When we cut back to the vessel, Tami has to proceeds to fix the broken pieces of the boat, manages to raise a small sail, and begins to venture toward land. The journey is harrowing, but not more so than when we continue cutting back to see Tami and Richard setting sail on a voyage destined for San Diego and how their lives get turned upside down. It’s the parallel stories that reinforce the notion that you never know what’s coming, especially when life is at its sunniest.
Fortunately, Baltasar Kormákur doesn’t lay the drama of the events on too heavily. He shows us the most important details of the journey to further understand their burgeoning relationship, and through Editor John Gilbert and Cinematographer Robert Richardson, manages to capture the most harrowing moments of the storm. This isn’t the Poseidon adventure where the boat takes half an hour to flip over. It’s not even The Day After Tomorrow where the wave entering New York quickens and slows based on the tension the director wanted to create. Instead, Adrift plays out in real-time, generating a realistic portrayal of being within the grasp of a hurricane in the middle of the ocean while sailing on a small boat. The climax reaches such a crescendo that, even though it’s over within moments, it reverberates for hours afterward.

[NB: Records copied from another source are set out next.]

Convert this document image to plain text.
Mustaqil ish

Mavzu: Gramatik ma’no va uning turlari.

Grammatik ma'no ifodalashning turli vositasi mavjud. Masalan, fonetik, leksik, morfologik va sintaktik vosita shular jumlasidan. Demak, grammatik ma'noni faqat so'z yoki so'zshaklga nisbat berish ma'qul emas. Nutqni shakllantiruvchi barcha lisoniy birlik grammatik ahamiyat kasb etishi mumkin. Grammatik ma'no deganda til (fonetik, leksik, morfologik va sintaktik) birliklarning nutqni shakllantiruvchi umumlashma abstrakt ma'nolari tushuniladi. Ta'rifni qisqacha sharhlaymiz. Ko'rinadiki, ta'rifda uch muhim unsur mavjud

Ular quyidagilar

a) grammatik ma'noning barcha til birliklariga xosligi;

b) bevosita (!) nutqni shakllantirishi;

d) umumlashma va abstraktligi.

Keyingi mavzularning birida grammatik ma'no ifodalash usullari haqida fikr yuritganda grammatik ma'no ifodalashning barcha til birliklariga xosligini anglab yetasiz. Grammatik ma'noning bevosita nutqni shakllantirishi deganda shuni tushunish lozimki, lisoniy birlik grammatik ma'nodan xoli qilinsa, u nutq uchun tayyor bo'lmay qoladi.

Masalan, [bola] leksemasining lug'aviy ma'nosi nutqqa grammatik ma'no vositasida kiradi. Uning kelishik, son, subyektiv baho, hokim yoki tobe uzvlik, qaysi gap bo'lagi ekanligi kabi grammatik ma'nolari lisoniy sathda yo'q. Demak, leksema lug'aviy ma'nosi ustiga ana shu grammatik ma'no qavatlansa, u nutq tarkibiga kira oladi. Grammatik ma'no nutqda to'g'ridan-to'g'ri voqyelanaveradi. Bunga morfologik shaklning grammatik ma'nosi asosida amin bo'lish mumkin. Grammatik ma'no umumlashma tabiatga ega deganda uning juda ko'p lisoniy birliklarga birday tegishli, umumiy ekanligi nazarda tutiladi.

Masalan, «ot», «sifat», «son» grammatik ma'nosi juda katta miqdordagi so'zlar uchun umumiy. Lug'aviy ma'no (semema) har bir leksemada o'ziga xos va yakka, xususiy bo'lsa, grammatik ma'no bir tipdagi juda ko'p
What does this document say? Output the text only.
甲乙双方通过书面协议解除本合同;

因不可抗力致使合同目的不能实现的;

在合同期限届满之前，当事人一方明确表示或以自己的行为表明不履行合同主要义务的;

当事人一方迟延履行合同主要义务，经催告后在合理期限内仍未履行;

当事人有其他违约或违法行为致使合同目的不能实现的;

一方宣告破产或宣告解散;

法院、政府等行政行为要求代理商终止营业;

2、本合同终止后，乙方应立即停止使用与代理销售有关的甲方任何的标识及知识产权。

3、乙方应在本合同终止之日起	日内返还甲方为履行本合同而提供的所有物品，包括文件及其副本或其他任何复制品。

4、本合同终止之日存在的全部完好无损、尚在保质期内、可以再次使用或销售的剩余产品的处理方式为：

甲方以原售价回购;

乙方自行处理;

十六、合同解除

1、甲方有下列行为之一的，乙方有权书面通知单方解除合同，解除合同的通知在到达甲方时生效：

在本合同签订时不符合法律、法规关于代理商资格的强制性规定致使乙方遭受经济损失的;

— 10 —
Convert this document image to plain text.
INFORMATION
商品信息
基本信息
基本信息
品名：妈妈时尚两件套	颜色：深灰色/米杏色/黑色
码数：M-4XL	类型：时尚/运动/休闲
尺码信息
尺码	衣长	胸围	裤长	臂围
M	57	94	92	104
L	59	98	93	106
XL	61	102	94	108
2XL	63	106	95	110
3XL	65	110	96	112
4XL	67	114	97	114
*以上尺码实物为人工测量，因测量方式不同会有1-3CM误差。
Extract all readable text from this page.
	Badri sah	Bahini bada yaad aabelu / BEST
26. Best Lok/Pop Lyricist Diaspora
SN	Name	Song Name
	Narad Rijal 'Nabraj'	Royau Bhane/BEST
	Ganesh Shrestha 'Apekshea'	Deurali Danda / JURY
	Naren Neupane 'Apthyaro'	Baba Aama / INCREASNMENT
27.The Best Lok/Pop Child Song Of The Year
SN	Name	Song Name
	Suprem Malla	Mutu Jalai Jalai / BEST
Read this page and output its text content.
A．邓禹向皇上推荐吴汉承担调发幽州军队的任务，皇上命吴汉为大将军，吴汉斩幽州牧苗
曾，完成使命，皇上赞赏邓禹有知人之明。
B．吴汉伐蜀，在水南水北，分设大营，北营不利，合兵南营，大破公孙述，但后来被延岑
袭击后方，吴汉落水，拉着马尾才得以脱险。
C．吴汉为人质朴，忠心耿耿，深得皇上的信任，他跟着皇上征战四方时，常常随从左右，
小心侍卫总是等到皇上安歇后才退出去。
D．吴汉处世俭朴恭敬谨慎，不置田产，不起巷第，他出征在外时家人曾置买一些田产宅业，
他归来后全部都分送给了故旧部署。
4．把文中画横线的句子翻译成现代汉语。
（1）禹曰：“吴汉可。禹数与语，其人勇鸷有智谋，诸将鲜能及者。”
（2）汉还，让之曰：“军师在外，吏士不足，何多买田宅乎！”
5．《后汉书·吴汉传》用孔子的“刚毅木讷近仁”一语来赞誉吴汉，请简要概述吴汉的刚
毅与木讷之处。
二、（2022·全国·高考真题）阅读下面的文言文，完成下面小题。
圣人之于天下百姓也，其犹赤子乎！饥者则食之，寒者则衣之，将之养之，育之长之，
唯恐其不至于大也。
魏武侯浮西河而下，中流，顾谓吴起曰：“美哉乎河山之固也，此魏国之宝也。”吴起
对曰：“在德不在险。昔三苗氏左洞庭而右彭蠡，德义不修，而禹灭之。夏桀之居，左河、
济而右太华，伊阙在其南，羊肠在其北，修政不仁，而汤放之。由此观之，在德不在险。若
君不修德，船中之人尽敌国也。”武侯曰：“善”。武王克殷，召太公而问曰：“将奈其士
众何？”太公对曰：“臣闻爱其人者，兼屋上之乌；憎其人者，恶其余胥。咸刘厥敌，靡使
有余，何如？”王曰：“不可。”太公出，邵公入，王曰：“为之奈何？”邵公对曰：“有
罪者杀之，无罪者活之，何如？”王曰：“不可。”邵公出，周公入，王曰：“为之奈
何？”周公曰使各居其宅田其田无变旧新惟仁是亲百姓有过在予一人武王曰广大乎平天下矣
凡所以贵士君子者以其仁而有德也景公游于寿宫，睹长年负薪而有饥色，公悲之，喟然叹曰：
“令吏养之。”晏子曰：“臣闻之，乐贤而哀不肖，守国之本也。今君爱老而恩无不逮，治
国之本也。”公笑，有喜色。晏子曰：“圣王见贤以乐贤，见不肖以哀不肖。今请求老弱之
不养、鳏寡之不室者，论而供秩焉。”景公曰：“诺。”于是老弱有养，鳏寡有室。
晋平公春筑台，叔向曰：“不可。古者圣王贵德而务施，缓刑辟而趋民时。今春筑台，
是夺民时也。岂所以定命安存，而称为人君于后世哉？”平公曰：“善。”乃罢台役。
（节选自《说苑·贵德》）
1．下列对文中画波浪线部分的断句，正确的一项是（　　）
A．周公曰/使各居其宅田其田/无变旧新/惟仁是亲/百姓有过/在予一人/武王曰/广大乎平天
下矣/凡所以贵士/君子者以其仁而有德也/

Shailene Woodley lives and breathes this role. She also serves as a producer of the film, and given her humanitarian efforts, it’s no surprise why she championed this film for years. From her excitable cheers, as she plummets off a cliff into the water below to her grunts and aches while bandaging the vessel, Woodley brings a rawness to the role that makes the story intensely absorbing. Sam Claflin is natural and charming.
This Saturday night, if you haven’t already, take the time to see this film with the lights low, the sound high, and a heavy bowl of popcorn. If anything, it gives me hope for the mid-range movie.